Strój: Ich liebe Rätsel und Puzzles, auch Mathematikwettbewerbe. Wenn ich Freizeit habe oder auf der Arbeit keine herausfordernden Fälle anliegen, löse ich Datenprobleme. Das ist Unterhaltung für mich. Es gibt doch Leute, die den ganzen Tag Lkw fahren und dann zu Hause nach Feierabend den Rechner anmachen, um Euro Truck Simulator zu spielen ... so bin ich auch.

Das Bewerbungsgespräch als Ansporn

Golem.de: Wie sind Sie zum Excel-E-Sport gekommen?

Strój: Ich weiß gar nicht, ob ich diese Geschichte erzählen sollte (lacht), aber was soll's: Vor zehn Jahren war ich beim Vorstellungsgespräch hier bei PWC und der Manager, mit dem ich redete, bekam mit, dass ich ein Excel-Nerd bin.
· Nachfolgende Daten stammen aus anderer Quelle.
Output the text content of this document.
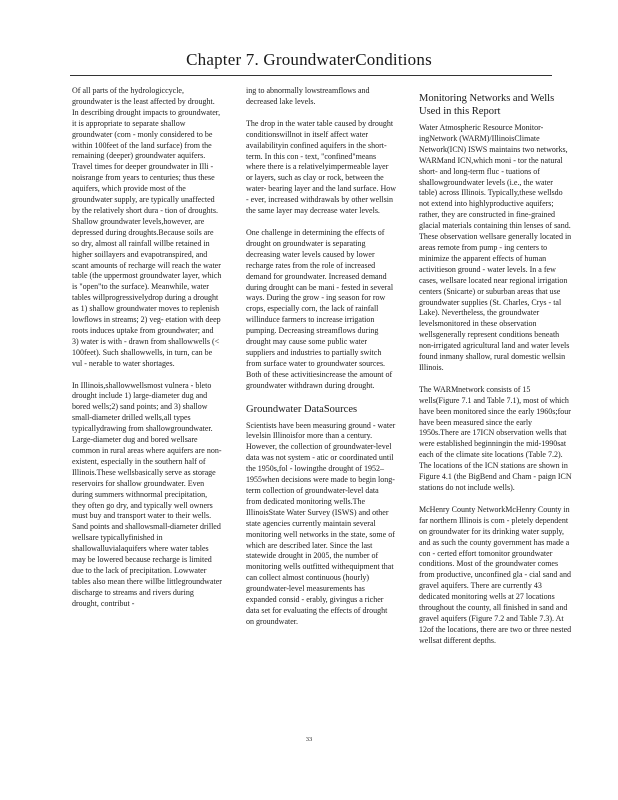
Chapter 7. GroundwaterConditions

Of all parts of the hydrologiccycle, groundwater is the least affected by drought. In describing drought impacts to groundwater, it is appropriate to separate shallow groundwater (com - monly considered to be within 100feet of the land surface) from the remaining (deeper) groundwater aquifers. Travel times for deeper groundwater in Illi - noisrange from years to centuries; thus these aquifers, which provide most of the groundwater supply, are typically unaffected by the relatively short dura - tion of droughts. Shallow groundwater levels,however, are depressed during droughts.Because soils are so dry, almost all rainfall willbe retained in higher soillayers and evapotranspired, and scant amounts of recharge will reach the water table (the uppermost groundwater layer, which is "open"to the surface). Meanwhile, water tables willprogressivelydrop during a drought as 1) shallow groundwater moves to replenish lowflows in streams; 2) veg- etation with deep roots induces uptake from groundwater; and 3) water is with - drawn from shallowwells (< 100feet). Such shallowwells, in turn, can be vul - nerable to water shortages.

In Illinois,shallowwellsmost vulnera - bleto drought include 1) large-diameter dug and bored wells;2) sand points; and 3) shallow small-diameter drilled wells,all types typicallydrawing from shallowgroundwater. Large-diameter dug and bored wellsare common in rural areas where aquifers are non- existent, especially in the southern half of Illinois.These wellsbasically serve as storage reservoirs for shallow groundwater. Even during summers withnormal precipitation, they often go dry, and typically well owners must buy and transport water to their wells. Sand points and shallowsmall-diameter drilled wellsare typicallyfinished in shallowalluvialaquifers where water tables may be lowered because recharge is limited due to the lack of precipitation. Lowwater tables also mean there willbe littlegroundwater discharge to streams and rivers during drought, contribut -

ing to abnormally lowstreamflows and decreased lake levels.

The drop in the water table caused by drought conditionswillnot in itself affect water availabilityin confined aquifers in the short-term. In this con - text, "confined"means where there is a relativelyimpermeable layer or layers, such as clay or rock, between the water- bearing layer and the land surface. How - ever, increased withdrawals by other wellsin the same layer may decrease water levels.

One challenge in determining the effects of drought on groundwater is separating decreasing water levels caused by lower recharge rates from the role of increased demand for groundwater. Increased demand during drought can be mani - fested in several ways. During the grow - ing season for row crops, especially corn, the lack of rainfall willinduce farmers to increase irrigation pumping. Decreasing streamflows during drought may cause some public water suppliers and industries to partially switch from surface water to groundwater sources. Both of these activitiesincrease the amount of groundwater withdrawn during drought.

Groundwater DataSources

Scientists have been measuring ground - water levelsin Illinoisfor more than a century. However, the collection of groundwater-level data was not system - atic or coordinated until the 1950s,fol - lowingthe drought of 1952–1955when decisions were made to begin long-term collection of groundwater-level data from dedicated monitoring wells.The IllinoisState Water Survey (ISWS) and other state agencies currently maintain several monitoring well networks in the state, some of which are described later. Since the last statewide drought in 2005, the number of monitoring wells outfitted withequipment that can collect almost continuous (hourly) groundwater-level measurements has expanded consid - erably, givingus a richer data set for evaluating the effects of drought on groundwater.

Monitoring Networks and Wells Used in this Report

Water Atmospheric Resource Monitor- ingNetwork (WARM)/IllinoisClimate Network(ICN) ISWS maintains two networks, WARMand ICN,which moni - tor the natural short- and long-term fluc - tuations of shallowgroundwater levels (i.e., the water table) across Illinois. Typically,these wellsdo not extend into highlyproductive aquifers; rather, they are constructed in fine-grained glacial materials containing thin lenses of sand. These observation wellsare generally located in areas remote from pump - ing centers to minimize the apparent effects of human activitieson ground - water levels. In a few cases, wellsare located near regional irrigation centers (Snicarte) or suburban areas that use groundwater supplies (St. Charles, Crys - tal Lake). Nevertheless, the groundwater levelsmonitored in these observation wellsgenerally represent conditions beneath non-irrigated agricultural land and water levels found inmany shallow, rural domestic wellsin Illinois.

The WARMnetwork consists of 15 wells(Figure 7.1 and Table 7.1), most of which have been monitored since the early 1960s;four have been measured since the early 1950s.There are 17ICN observation wells that were established beginningin the mid-1990sat each of the climate site locations (Table 7.2). The locations of the ICN stations are shown in Figure 4.1 (the BigBend and Cham - paign ICN stations do not include wells).

McHenry County NetworkMcHenry County in far northern Illinois is com - pletely dependent on groundwater for its drinking water supply, and as such the county government has made a con - certed effort tomonitor groundwater conditions. Most of the groundwater comes from productive, unconfined gla - cial sand and gravel aquifers. There are currently 43 dedicated monitoring wells at 27 locations throughout the county, all finished in sand and gravel aquifers (Figure 7.2 and Table 7.3). At 12of the locations, there are two or three nested wellsat different depths.

33
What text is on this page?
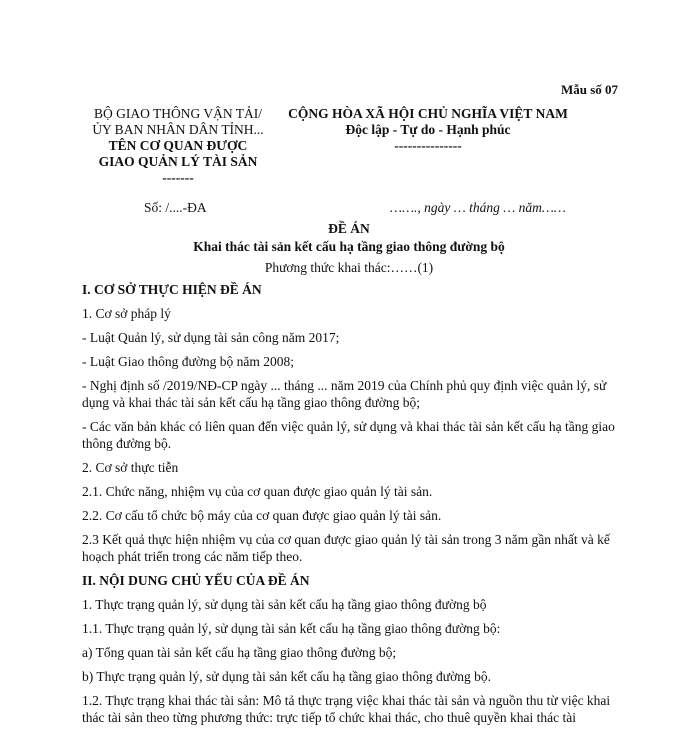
Mẫu số 07
BỘ GIAO THÔNG VẬN TẢI/
ỦY BAN NHÂN DÂN TỈNH...
TÊN CƠ QUAN ĐƯỢC
GIAO QUẢN LÝ TÀI SẢN
-------
CỘNG HÒA XÃ HỘI CHỦ NGHĨA VIỆT NAM
Độc lập - Tự do - Hạnh phúc
---------------
Số: /....-ĐA	……., ngày … tháng … năm……
ĐỀ ÁN
Khai thác tài sản kết cấu hạ tầng giao thông đường bộ
Phương thức khai thác:……(1)

I. CƠ SỞ THỰC HIỆN ĐỀ ÁN

1. Cơ sở pháp lý

- Luật Quản lý, sử dụng tài sản công năm 2017;

- Luật Giao thông đường bộ năm 2008;

- Nghị định số /2019/NĐ-CP ngày ... tháng ... năm 2019 của Chính phủ quy định việc quản lý, sử dụng và khai thác tài sản kết cấu hạ tầng giao thông đường bộ;

- Các văn bản khác có liên quan đến việc quản lý, sử dụng và khai thác tài sản kết cấu hạ tầng giao thông đường bộ.

2. Cơ sở thực tiễn

2.1. Chức năng, nhiệm vụ của cơ quan được giao quản lý tài sản.

2.2. Cơ cấu tổ chức bộ máy của cơ quan được giao quản lý tài sản.

2.3 Kết quả thực hiện nhiệm vụ của cơ quan được giao quản lý tài sản trong 3 năm gần nhất và kế hoạch phát triển trong các năm tiếp theo.

II. NỘI DUNG CHỦ YẾU CỦA ĐỀ ÁN

1. Thực trạng quản lý, sử dụng tài sản kết cấu hạ tầng giao thông đường bộ

1.1. Thực trạng quản lý, sử dụng tài sản kết cấu hạ tầng giao thông đường bộ:

a) Tổng quan tài sản kết cấu hạ tầng giao thông đường bộ;

b) Thực trạng quản lý, sử dụng tài sản kết cấu hạ tầng giao thông đường bộ.

1.2. Thực trạng khai thác tài sản: Mô tả thực trạng việc khai thác tài sản và nguồn thu từ việc khai thác tài sản theo từng phương thức: trực tiếp tổ chức khai thác, cho thuê quyền khai thác tài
Er erzählte mir von diesen Wettbewerben und meinte, ich solle mir das mal ansehen. Er war gerade von einem Turnier aus New York zurückgekehrt.
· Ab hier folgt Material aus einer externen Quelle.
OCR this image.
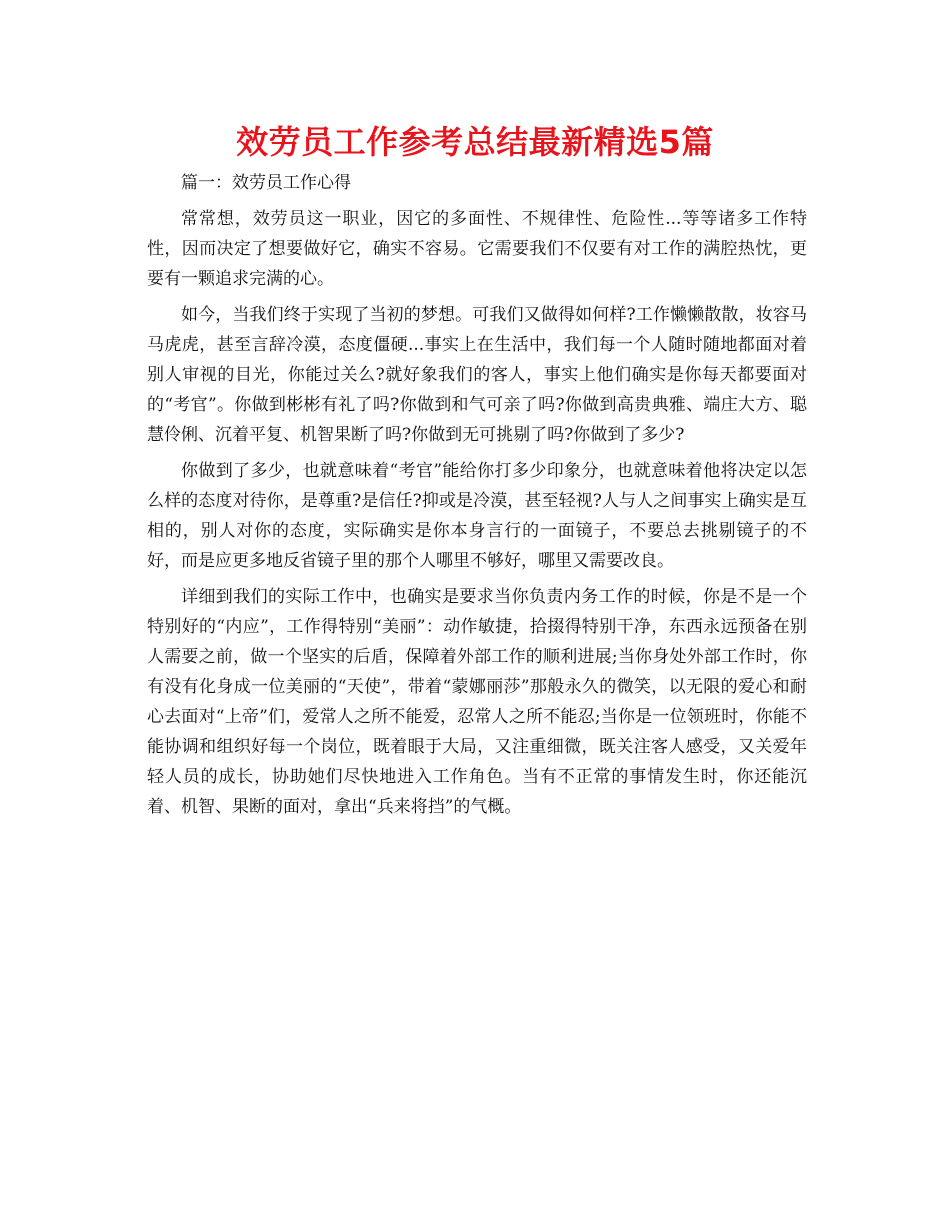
效劳员工作参考总结最新精选5篇

篇一：效劳员工作心得

常常想，效劳员这一职业，因它的多面性、不规律性、危险性...等等诸多工作特性，因而决定了想要做好它，确实不容易。它需要我们不仅要有对工作的满腔热忱，更要有一颗追求完满的心。

如今，当我们终于实现了当初的梦想。可我们又做得如何样?工作懒懒散散，妆容马马虎虎，甚至言辞冷漠，态度僵硬...事实上在生活中，我们每一个人随时随地都面对着别人审视的目光，你能过关么?就好象我们的客人，事实上他们确实是你每天都要面对的“考官”。你做到彬彬有礼了吗?你做到和气可亲了吗?你做到高贵典雅、端庄大方、聪慧伶俐、沉着平复、机智果断了吗?你做到无可挑剔了吗?你做到了多少?

你做到了多少，也就意味着“考官”能给你打多少印象分，也就意味着他将决定以怎么样的态度对待你，是尊重?是信任?抑或是冷漠，甚至轻视?人与人之间事实上确实是互相的，别人对你的态度，实际确实是你本身言行的一面镜子，不要总去挑剔镜子的不好，而是应更多地反省镜子里的那个人哪里不够好，哪里又需要改良。

详细到我们的实际工作中，也确实是要求当你负责内务工作的时候，你是不是一个特别好的“内应”，工作得特别“美丽”：动作敏捷，拾掇得特别干净，东西永远预备在别人需要之前，做一个坚实的后盾，保障着外部工作的顺利进展;当你身处外部工作时，你有没有化身成一位美丽的“天使”，带着“蒙娜丽莎”那般永久的微笑，以无限的爱心和耐心去面对“上帝”们，爱常人之所不能爱，忍常人之所不能忍;当你是一位领班时，你能不能协调和组织好每一个岗位，既着眼于大局，又注重细微，既关注客人感受，又关爱年轻人员的成长，协助她们尽快地进入工作角色。当有不正常的事情发生时，你还能沉着、机智、果断的面对，拿出“兵来将挡”的气概。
Ich hatte zu diesem Zeitpunkt das Gefühl, dass mein Bewerbungsgespräch nicht so gut lief. Abseits von meinen technischen Excel-Kenntnissen dachte ich, dass meine Antworten auf Finanzfragen eher zu wünschen übrig ließen.

Ich dachte: Ich werde hier zwar nicht eingestellt, aber ich nehme an dem Wettbewerb teil und dann zeige ich euch, dass ich Probleme effizient lösen kann!

Golem.de: Also ist es auch ein gewisser Ehrgeiz, der Sie antreibt?

Strój: Das ist schwer zu beantworten. Ich bin nämlich eigentlich kein Typ für Wettbewerbe. Ich mache mir beispielsweise wenig aus meinem Rang in der Liste. Das ist für mich eher ein Nebeneffekt. Ich möchte mir nur gern selbst beweisen, dass ich das kann. Ich muss nicht unbedingt Nummer eins sein oder mehr und mehr Punkte bekommen. Ich mache das, weil mich die Probleme interessieren - und weil es im Gegensatz zu meiner Arbeit eine freiere Herangehensweise ermöglicht. Dieser Gamification-Aspekt ist wichtig.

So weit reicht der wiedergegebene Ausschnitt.